The sanctions, approved by the United Nations in December 2017, were designed to cut North Korea’s oil imports and crack down on exports, among other penalties. But Pyongyang “continues to defy Security Council resolutions through a massive increase in illegal ship-to-ship transfers of petroleum products and coal,” a U.N. panel found.

The “violations render the latest United Nations sanctions ineffective by flouting the caps on the import of petroleum products and coal oil,” said the report, which noted such transfers have grown in “scope, scale and sophistication.”

According to Hugh Griffiths, the head of the U.N. Panel of Experts, the level of “spoofing” they witnessed is unprecedented. “They’re using more sophisticated methods. They’re becoming cleverer,” Griffiths told NBC News.

Examples found in the report include the hacking of foreign banks and North Korea flying flags from Panama, Sierra Leone, or Tanzania on their vessels.

“Commodity traders are unwitting actors, the banks are unwitting actors, the insurers are unwitting actors and that’s because they are not monitoring the ships that they are either financing, insuring or that are carrying their product,” Griffiths said.

The White House and the State Department did not respond to requests for comment from NBC News.

Late last month, President Trump walked away from a meeting with North Korean leader Kim Jong Un in Hanoi, Vietnam, dedicated to talks about denuclearization of the Korean peninsula.
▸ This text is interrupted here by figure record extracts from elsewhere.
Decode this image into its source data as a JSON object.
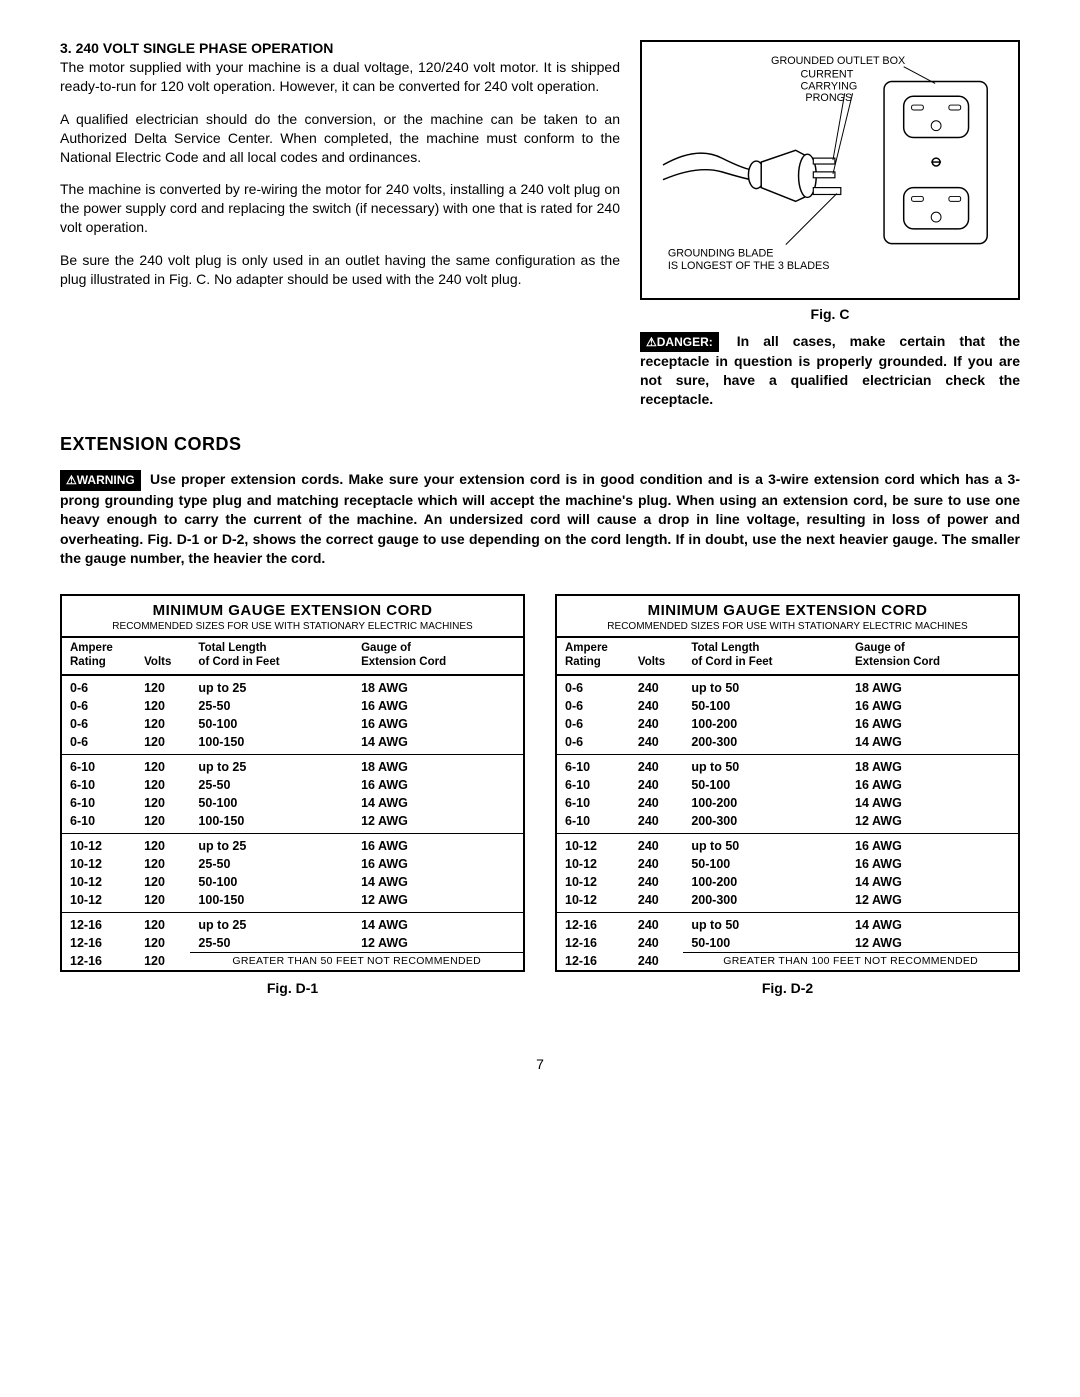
{
  "section3": {
    "heading": "3. 240 VOLT SINGLE PHASE OPERATION",
    "p1": "The motor supplied with your machine is a dual voltage, 120/240 volt motor. It is shipped ready-to-run for 120 volt operation. However, it can be converted for 240 volt operation.",
    "p2": "A qualified electrician should do the conversion, or the machine can be taken to an Authorized Delta Service Center. When completed, the machine must conform to the National Electric Code and all local codes and ordinances.",
    "p3": "The machine is converted by re-wiring the motor for 240 volts, installing a 240 volt plug on the power supply cord and replacing the switch (if necessary) with one that is rated for 240 volt operation.",
    "p4": "Be sure the 240 volt plug is only used in an outlet having the same configuration as the plug illustrated in Fig. C. No adapter should be used with the 240 volt plug."
  },
  "figc": {
    "label_box": "GROUNDED OUTLET BOX",
    "label_prongs1": "CURRENT",
    "label_prongs2": "CARRYING",
    "label_prongs3": "PRONGS",
    "label_blade1": "GROUNDING BLADE",
    "label_blade2": "IS LONGEST OF THE 3 BLADES",
    "caption": "Fig. C"
  },
  "danger": {
    "label": "⚠DANGER:",
    "text": "In all cases, make certain that the receptacle in question is properly grounded. If you are not sure, have a qualified electrician check the receptacle."
  },
  "ext": {
    "heading": "EXTENSION CORDS",
    "warn_label": "⚠WARNING",
    "warn_text": "Use proper extension cords. Make sure your extension cord is in good condition and is a 3-wire extension cord which has a 3-prong grounding type plug and matching receptacle which will accept the machine's plug. When using an extension cord, be sure to use one heavy enough to carry the current of the machine. An undersized cord will cause a drop in line voltage, resulting in loss of power and overheating. Fig. D-1 or D-2, shows the correct gauge to use depending on the cord length. If in doubt, use the next heavier gauge. The smaller the gauge number, the heavier the cord."
  },
  "tables": {
    "title": "MINIMUM GAUGE EXTENSION CORD",
    "subtitle": "RECOMMENDED SIZES FOR USE WITH STATIONARY ELECTRIC MACHINES",
    "col1a": "Ampere",
    "col1b": "Rating",
    "col2": "Volts",
    "col3a": "Total Length",
    "col3b": "of Cord in Feet",
    "col4a": "Gauge of",
    "col4b": "Extension Cord",
    "d1": {
      "caption": "Fig. D-1",
      "volts": "120",
      "note": "GREATER THAN 50 FEET NOT RECOMMENDED",
      "groups": [
        {
          "amp": "0-6",
          "rows": [
            [
              "up to 25",
              "18 AWG"
            ],
            [
              "25-50",
              "16 AWG"
            ],
            [
              "50-100",
              "16 AWG"
            ],
            [
              "100-150",
              "14 AWG"
            ]
          ]
        },
        {
          "amp": "6-10",
          "rows": [
            [
              "up to 25",
              "18 AWG"
            ],
            [
              "25-50",
              "16 AWG"
            ],
            [
              "50-100",
              "14 AWG"
            ],
            [
              "100-150",
              "12 AWG"
            ]
          ]
        },
        {
          "amp": "10-12",
          "rows": [
            [
              "up to 25",
              "16 AWG"
            ],
            [
              "25-50",
              "16 AWG"
            ],
            [
              "50-100",
              "14 AWG"
            ],
            [
              "100-150",
              "12 AWG"
            ]
          ]
        },
        {
          "amp": "12-16",
          "rows": [
            [
              "up to 25",
              "14 AWG"
            ],
            [
              "25-50",
              "12 AWG"
            ]
          ]
        }
      ],
      "last_amp": "12-16"
    },
    "d2": {
      "caption": "Fig. D-2",
      "volts": "240",
      "note": "GREATER THAN 100 FEET NOT RECOMMENDED",
      "groups": [
        {
          "amp": "0-6",
          "rows": [
            [
              "up to 50",
              "18 AWG"
            ],
            [
              "50-100",
              "16 AWG"
            ],
            [
              "100-200",
              "16 AWG"
            ],
            [
              "200-300",
              "14 AWG"
            ]
          ]
        },
        {
          "amp": "6-10",
          "rows": [
            [
              "up to 50",
              "18 AWG"
            ],
            [
              "50-100",
              "16 AWG"
            ],
            [
              "100-200",
              "14 AWG"
            ],
            [
              "200-300",
              "12 AWG"
            ]
          ]
        },
        {
          "amp": "10-12",
          "rows": [
            [
              "up to 50",
              "16 AWG"
            ],
            [
              "50-100",
              "16 AWG"
            ],
            [
              "100-200",
              "14 AWG"
            ],
            [
              "200-300",
              "12 AWG"
            ]
          ]
        },
        {
          "amp": "12-16",
          "rows": [
            [
              "up to 50",
              "14 AWG"
            ],
            [
              "50-100",
              "12 AWG"
            ]
          ]
        }
      ],
      "last_amp": "12-16"
    }
  },
  "page": "7"
}
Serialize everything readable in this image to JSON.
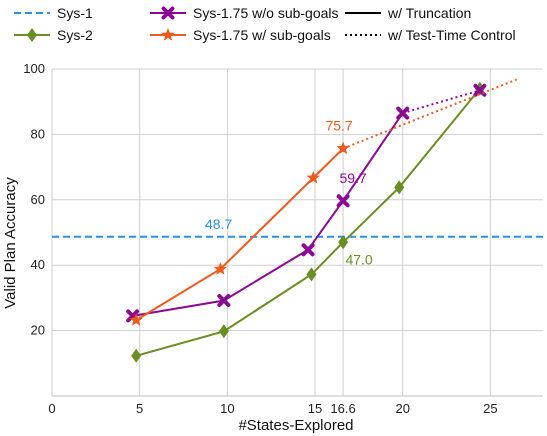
{
  "chart_data": {
    "type": "line",
    "xlabel": "#States-Explored",
    "ylabel": "Valid Plan Accuracy",
    "xlim": [
      0,
      28
    ],
    "ylim": [
      0,
      100
    ],
    "x_ticks": [
      0,
      5,
      10,
      15,
      16.6,
      20,
      25
    ],
    "x_tick_labels": [
      "0",
      "5",
      "10",
      "15",
      "16.6",
      "20",
      "25"
    ],
    "y_ticks": [
      20,
      40,
      60,
      80,
      100
    ],
    "y_tick_labels": [
      "20",
      "40",
      "60",
      "80",
      "100"
    ],
    "grid": true,
    "legend_position": "top",
    "legend": [
      {
        "label": "Sys-1",
        "style": "dashed",
        "color": "#2b8fe5"
      },
      {
        "label": "Sys-1.75 w/o sub-goals",
        "style": "solid",
        "marker": "x",
        "color": "#8b0a93"
      },
      {
        "label": "w/ Truncation",
        "style": "solid",
        "color": "#000000"
      },
      {
        "label": "Sys-2",
        "style": "solid",
        "marker": "diamond",
        "color": "#6a8e23"
      },
      {
        "label": "Sys-1.75 w/ sub-goals",
        "style": "solid",
        "marker": "star",
        "color": "#f05a1e"
      },
      {
        "label": "w/ Test-Time Control",
        "style": "dotted",
        "color": "#000000"
      }
    ],
    "series": [
      {
        "name": "Sys-1",
        "color": "#2b8fe5",
        "style": "dashed",
        "hline": 48.7
      },
      {
        "name": "Sys-2",
        "color": "#6a8e23",
        "marker": "diamond",
        "x": [
          4.8,
          9.8,
          14.8,
          16.6,
          19.8,
          24.4
        ],
        "y": [
          12.3,
          19.8,
          37.2,
          47.0,
          63.8,
          94.0
        ],
        "dotted_from_index": 99
      },
      {
        "name": "Sys-1.75 w/o sub-goals",
        "color": "#8b0a93",
        "marker": "x",
        "x": [
          4.6,
          9.8,
          14.6,
          16.6,
          20.0,
          24.4
        ],
        "y": [
          24.5,
          29.2,
          44.7,
          59.7,
          86.5,
          93.5
        ],
        "dotted_from_index": 4
      },
      {
        "name": "Sys-1.75 w/ sub-goals",
        "color": "#f05a1e",
        "marker": "star",
        "x": [
          4.8,
          9.6,
          14.9,
          16.6,
          26.5
        ],
        "y": [
          23.2,
          38.8,
          66.7,
          75.7,
          96.8
        ],
        "dotted_from_index": 3
      }
    ],
    "annotations": [
      {
        "text": "48.7",
        "x": 9.5,
        "y": 48.7,
        "color": "#2b8fe5"
      },
      {
        "text": "75.7",
        "x": 16.6,
        "y": 75.7,
        "color": "#f05a1e"
      },
      {
        "text": "59.7",
        "x": 16.6,
        "y": 59.7,
        "color": "#8b0a93"
      },
      {
        "text": "47.0",
        "x": 16.6,
        "y": 47.0,
        "color": "#6a8e23"
      }
    ]
  }
}
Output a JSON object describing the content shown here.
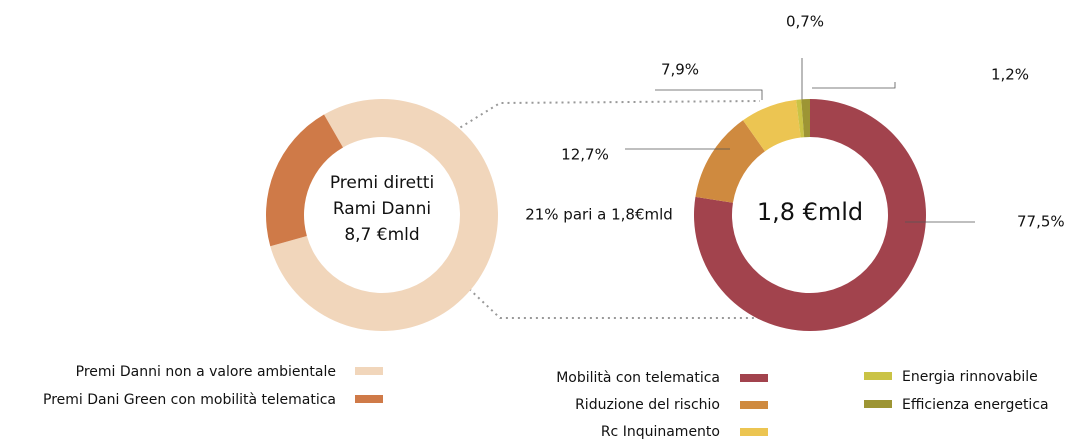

The two leaders previously met in June 2018 in Singapore on the issue.

White House national security adviser John Bolton said during an interview Sunday that he isn’t aware of any talks between the U.S. and North Korea since the Hanoi summit, but was confident that North Korea remains eager for the sanctions to be lifted.

“What North Korea needs, and it needs it very much right now, is economic relief,” Bolton said on ABC News. “I think it’s very much on Kim Jong Un’s mind. He wants the economic sanctions released. And to get that, he is prepared to give up some part of his nuclear program, perhaps at a declaratory level, even a substantial part.”

The U.N. panel, which publishes biannual reports on sanctions against North Korea, said the rogue regime’s nuclear and ballistic missiles “remain intact,” aligning with that of the U.S. intelligence community.